Et puis ce que j’attendais est arrivé. Dans « Le Monde » trouvé abandonné, une photo de la nouvelle collection d’Hedi Slimane pour Saint Laurent. C’est somptueux. C’est décidé, je deviens femme et je m’habille ainsi pour le voyage – dans les bras de Bébé. Mon homme, mon enfant, mon lapin / chasseur. Sud de la France, nuit prochaine dans un château. On écrit français, on est heureux. C’est beau ! C’est soutenu par Pierre Bergé. Je vais revoir ma copie. A-la-gloire-de-Pierre-Bergé ! Avec Bébé dans le rôle-titre. Titre du livre : Bébé. Heu-reux !
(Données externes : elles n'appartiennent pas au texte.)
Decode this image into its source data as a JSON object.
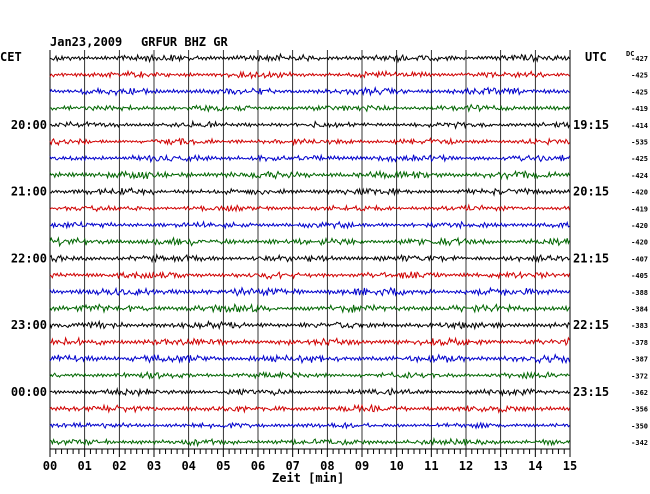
{
  "header": {
    "date": "Jan23,2009",
    "station": "GRFUR BHZ GR",
    "left_tz": "CET",
    "right_tz": "UTC",
    "dc_label": "DC"
  },
  "chart_data": {
    "type": "line",
    "title": "Jan23,2009   GRFUR BHZ GR",
    "xlabel": "Zeit [min]",
    "ylabel": "",
    "xlim": [
      0,
      15
    ],
    "x_ticks": [
      "00",
      "01",
      "02",
      "03",
      "04",
      "05",
      "06",
      "07",
      "08",
      "09",
      "10",
      "11",
      "12",
      "13",
      "14",
      "15"
    ],
    "grid": true,
    "trace_colors": [
      "#000000",
      "#d00000",
      "#0000cc",
      "#006600"
    ],
    "time_labels_left": [
      {
        "trace": 4,
        "text": "20:00"
      },
      {
        "trace": 8,
        "text": "21:00"
      },
      {
        "trace": 12,
        "text": "22:00"
      },
      {
        "trace": 16,
        "text": "23:00"
      },
      {
        "trace": 20,
        "text": "00:00"
      }
    ],
    "time_labels_right": [
      {
        "trace": 4,
        "text": "19:15"
      },
      {
        "trace": 8,
        "text": "20:15"
      },
      {
        "trace": 12,
        "text": "21:15"
      },
      {
        "trace": 16,
        "text": "22:15"
      },
      {
        "trace": 20,
        "text": "23:15"
      }
    ],
    "dc_offsets": [
      "-427",
      "-425",
      "-425",
      "-419",
      "-414",
      "-535",
      "-425",
      "-424",
      "-420",
      "-419",
      "-420",
      "-420",
      "-407",
      "-405",
      "-388",
      "-384",
      "-383",
      "-378",
      "-387",
      "-372",
      "-362",
      "-356",
      "-350",
      "-342"
    ]
  }
}
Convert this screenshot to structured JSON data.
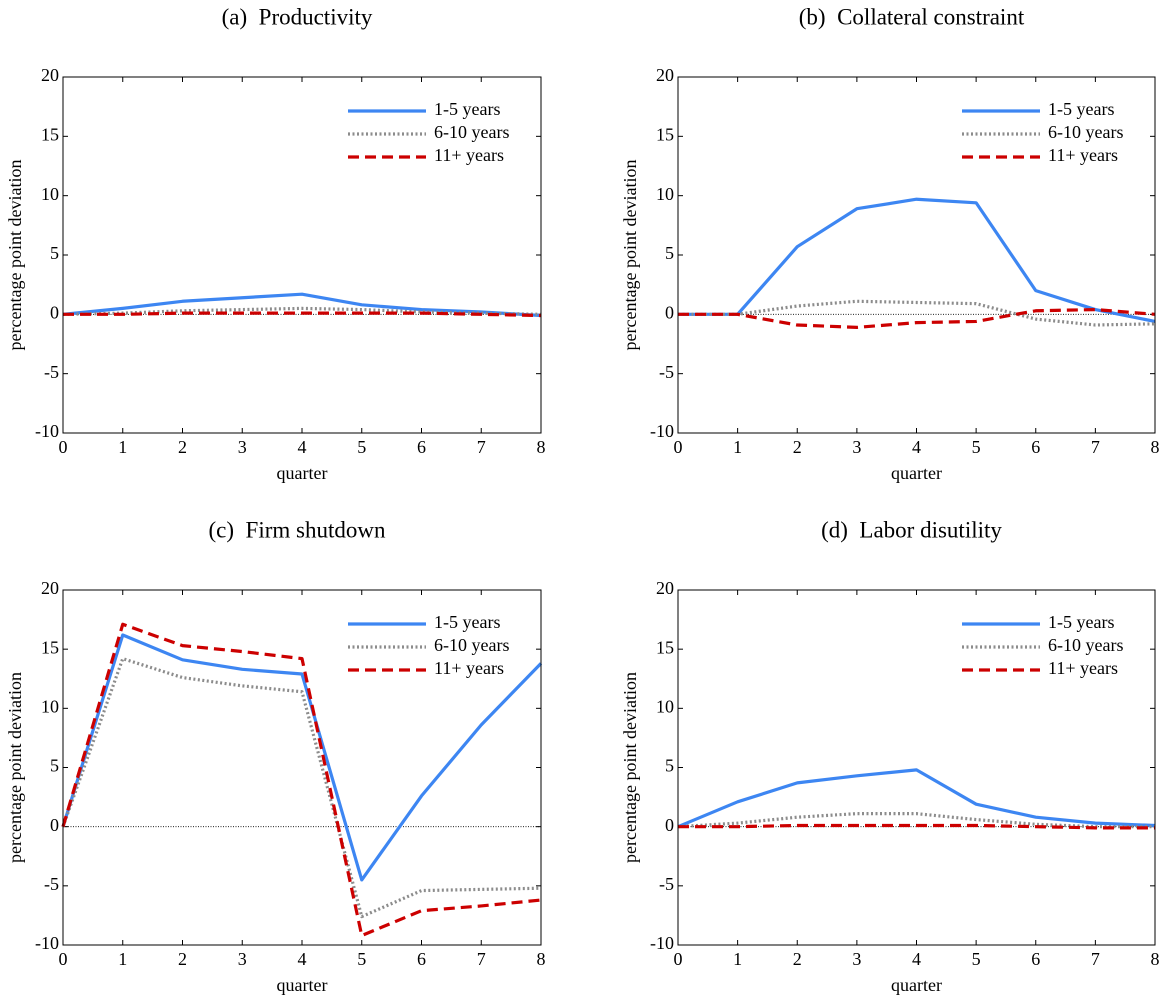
{
  "chart_data": [
    {
      "type": "line",
      "title": "(a)  Productivity",
      "xlabel": "quarter",
      "ylabel": "percentage point deviation",
      "x": [
        0,
        1,
        2,
        3,
        4,
        5,
        6,
        7,
        8
      ],
      "xlim": [
        0,
        8
      ],
      "xticks": [
        0,
        1,
        2,
        3,
        4,
        5,
        6,
        7,
        8
      ],
      "ylim": [
        -10,
        20
      ],
      "yticks": [
        -10,
        -5,
        0,
        5,
        10,
        15,
        20
      ],
      "hline": 0,
      "legend": "upper right",
      "series": [
        {
          "name": "1-5 years",
          "color": "#3d86f2",
          "style": "solid",
          "values": [
            0,
            0.5,
            1.1,
            1.4,
            1.7,
            0.8,
            0.4,
            0.2,
            -0.1
          ]
        },
        {
          "name": "6-10 years",
          "color": "#8c8c8c",
          "style": "dotted",
          "values": [
            0,
            0.1,
            0.3,
            0.4,
            0.5,
            0.4,
            0.2,
            0.1,
            0
          ]
        },
        {
          "name": "11+ years",
          "color": "#cc0000",
          "style": "dashed",
          "values": [
            0,
            0,
            0.1,
            0.1,
            0.1,
            0.1,
            0.1,
            0,
            -0.1
          ]
        }
      ]
    },
    {
      "type": "line",
      "title": "(b)  Collateral constraint",
      "xlabel": "quarter",
      "ylabel": "percentage point deviation",
      "x": [
        0,
        1,
        2,
        3,
        4,
        5,
        6,
        7,
        8
      ],
      "xlim": [
        0,
        8
      ],
      "xticks": [
        0,
        1,
        2,
        3,
        4,
        5,
        6,
        7,
        8
      ],
      "ylim": [
        -10,
        20
      ],
      "yticks": [
        -10,
        -5,
        0,
        5,
        10,
        15,
        20
      ],
      "hline": 0,
      "legend": "upper right",
      "series": [
        {
          "name": "1-5 years",
          "color": "#3d86f2",
          "style": "solid",
          "values": [
            0,
            0,
            5.7,
            8.9,
            9.7,
            9.4,
            2.0,
            0.4,
            -0.6
          ]
        },
        {
          "name": "6-10 years",
          "color": "#8c8c8c",
          "style": "dotted",
          "values": [
            0,
            0,
            0.7,
            1.1,
            1.0,
            0.9,
            -0.4,
            -0.9,
            -0.8
          ]
        },
        {
          "name": "11+ years",
          "color": "#cc0000",
          "style": "dashed",
          "values": [
            0,
            0,
            -0.9,
            -1.1,
            -0.7,
            -0.6,
            0.3,
            0.4,
            0.0
          ]
        }
      ]
    },
    {
      "type": "line",
      "title": "(c)  Firm shutdown",
      "xlabel": "quarter",
      "ylabel": "percentage point deviation",
      "x": [
        0,
        1,
        2,
        3,
        4,
        5,
        6,
        7,
        8
      ],
      "xlim": [
        0,
        8
      ],
      "xticks": [
        0,
        1,
        2,
        3,
        4,
        5,
        6,
        7,
        8
      ],
      "ylim": [
        -10,
        20
      ],
      "yticks": [
        -10,
        -5,
        0,
        5,
        10,
        15,
        20
      ],
      "hline": 0,
      "legend": "upper right",
      "series": [
        {
          "name": "1-5 years",
          "color": "#3d86f2",
          "style": "solid",
          "values": [
            0,
            16.2,
            14.1,
            13.3,
            12.9,
            -4.5,
            2.6,
            8.6,
            13.8
          ]
        },
        {
          "name": "6-10 years",
          "color": "#8c8c8c",
          "style": "dotted",
          "values": [
            0,
            14.2,
            12.6,
            11.9,
            11.4,
            -7.6,
            -5.4,
            -5.3,
            -5.2
          ]
        },
        {
          "name": "11+ years",
          "color": "#cc0000",
          "style": "dashed",
          "values": [
            0,
            17.1,
            15.3,
            14.8,
            14.2,
            -9.2,
            -7.1,
            -6.7,
            -6.2
          ]
        }
      ]
    },
    {
      "type": "line",
      "title": "(d)  Labor disutility",
      "xlabel": "quarter",
      "ylabel": "percentage point deviation",
      "x": [
        0,
        1,
        2,
        3,
        4,
        5,
        6,
        7,
        8
      ],
      "xlim": [
        0,
        8
      ],
      "xticks": [
        0,
        1,
        2,
        3,
        4,
        5,
        6,
        7,
        8
      ],
      "ylim": [
        -10,
        20
      ],
      "yticks": [
        -10,
        -5,
        0,
        5,
        10,
        15,
        20
      ],
      "hline": 0,
      "legend": "upper right",
      "series": [
        {
          "name": "1-5 years",
          "color": "#3d86f2",
          "style": "solid",
          "values": [
            0,
            2.1,
            3.7,
            4.3,
            4.8,
            1.9,
            0.8,
            0.3,
            0.1
          ]
        },
        {
          "name": "6-10 years",
          "color": "#8c8c8c",
          "style": "dotted",
          "values": [
            0,
            0.3,
            0.8,
            1.1,
            1.1,
            0.6,
            0.2,
            0,
            0
          ]
        },
        {
          "name": "11+ years",
          "color": "#cc0000",
          "style": "dashed",
          "values": [
            0,
            0,
            0.1,
            0.1,
            0.1,
            0.1,
            0,
            -0.1,
            -0.1
          ]
        }
      ]
    }
  ]
}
« Les robes sahariennes en veau velours, les smoking et tailleurs pantalons noirs portés avec une chemise blanche à cravate foulard noire et les longues robes de mousseline signalent du pur Saint Laurent. On y retrouve l’esprit de la ligne Rive gauche, créée en 1966, qui a lancé le prêt-à-porter de luxe. Mais Hedi Slimane y mêle son propre vocabulaire. Les proportions des vêtements sont recalibrées ; les blousons de cuir, longues jupes de peau cloutée, les grappes de bijoux dorés insufflent une énergie rock chère au nouveau designer. »






« Un dépassement de la contenance interne » sont les mots de l’expert psychiatre pour expliquer le comportement d’Hamlet ou son non comportement. Ces mots, ils les prononcent plusieurs fois. Je les trouve beaux, moi aussi, ces mots.